«Miser sur l'Ethiopie» pour un retour à la normale en Érythrée
«Miser sur l'Ethiopie» pour un retour à la normale en Érythrée
Le retour de la paix entre Ethiopie et Erythrée n'a pas tari le flux des jeunes Erythréens qui depuis des années cherchent des conditions de vie meilleures en Ethiopie d'abord, en Europe ensuite.
Au Luxembourg ainsi, les Erythréens forment désormais le contingent le plus important des demandeurs de protection internationale – 392 demandeurs (17,8 %) en 2018, devant 227 demandeurs (10,3 %) en provenance de Syrie. Ils ont ainsi ont vu leur population doublée en sept ans sur le territoire luxembourgeois.
Les Européens sont divisés sur la situation réelle dans la région, certains responsables politiques tentant d’enjoliver les conditions de vie de la population civile pour justifier un renvoi des réfugiés dans leur pays.
Face à ces tergiversations, le ministre luxembourgeois des Affaires étrangères Jean Asselborn s'est rendu dans la région pour examiner les conditions de vie de part et d'autre de la frontière et s'entretenir avec ses homologues ainsi qu'avec la présidente éthiopienne Sahle-Work Zewde.
Jean Asselborn a visité ainsi le camp de Hitsats géré par l'administration éthiopienne avec le soutien du Haut Commissariat des Nations unies pour les réfugiés. Ce dispositif au nord d'Addis Abeba est le plus récent de tous les camps accueillant des réfugiés érythréens dans l'Etat régional du Tigré.
L'Europe doit «soutenir le processus de réconciliation entre l'Ethiopie et l'Erythrée»
Plus de 15.000 personnes y sont actuellement enregistrées – Jean Asselborn souligne que 44% des réfugiés ont moins de 18 ans, et que les enfants dans les camps sont particulièrement nombreux. Le ministre a également visité un centre d'enregistrement et de réception à Endabaguna – «un camp qui était prévu pour l'accueil temporaire de 20.000 réfugiés, mais dont la population, après un afflux massif de nouveaux arrivants l'année dernière, déborde de loin désormais les capacités».
Le constat de Jean Asselborn: «un effort remarquable de la part des autorités éthiopiennes, qui dans ce pays très pauvre encore font preuve d'une volonté de partage qui doit être exemplaire pour un observateur européen». Il s'agit maintenant pour l'Europe de «soutenir le processus de réconciliation entre l'Ethiopie et l'Erythrée», dans cette région où «il y a un an encore on tirait sur quiconque, qui tentait de passer la frontière».
Le Premier ministre Abiy Ahmed est, selon Jean Asselborn, l'homme d'une normalisation possible, qui par sa volonté de réformes pourrait contribuer au progrès économique et à l'arrivée de nouveaux investisseurs.
Comment comprendre l'afflux de réfugiés en provenance du pays voisin, où le chef de la diplomatie luxembourgeoise a rencontré son homologue érythréen?

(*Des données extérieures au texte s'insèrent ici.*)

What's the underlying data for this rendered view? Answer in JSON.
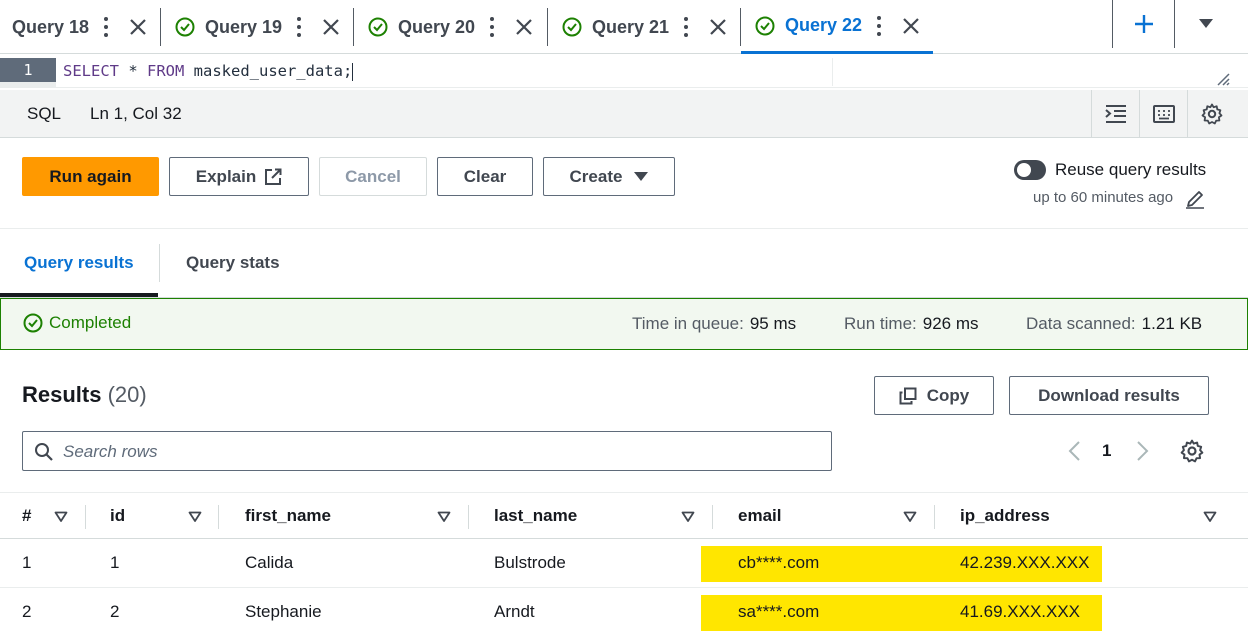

Jean Asselborn n'ignore pas le rapport sur l'Erythrée publié en juin 2018 par les Nations unies, qui signale de nombreuses exactions et violations des droits de l'Homme dans ce pays de six millions d'habitants: esclavagisme, viols et abus sexuels, incarcérations arbitraires, disparitions, assassinats.
«Une forme d'esclavagisme»
Jean Asselborn insiste sur la question du service militaire imposé aux jeunes Erythréens, qui théoriquement est d'une durée de 18 mois mais qui de facto est illimité – «une forme d'esclavagisme étatique caché», selon le ministre, qui a relevé d'ailleurs l'animosité que les critiques – et les sanctions – onusiennes ont suscité chez ses interlocuteurs.
C'est cette animosité qu'il s'agit désormais de lever, non par une pression frontale mais par «une approche diplomatique avisée, et en comptant sur le voisin éthiopien sur la voie d'une normalisation qui à moyen terme s'étende à l'ensemble de la région».
La visite de Jean Asselborn a été mise à profit pour examiner les opportunités de renforcer les relations bilatérales entre l'Ethiopie et le Luxembourg, sur le plan économique notamment.
La préparation d'une convention de non double imposition et la coopération en matière de services aériens ont été abordées à Addis Abeba, de même que la disponibilité du Luxembourg à fournir des formations en matière de services financiers.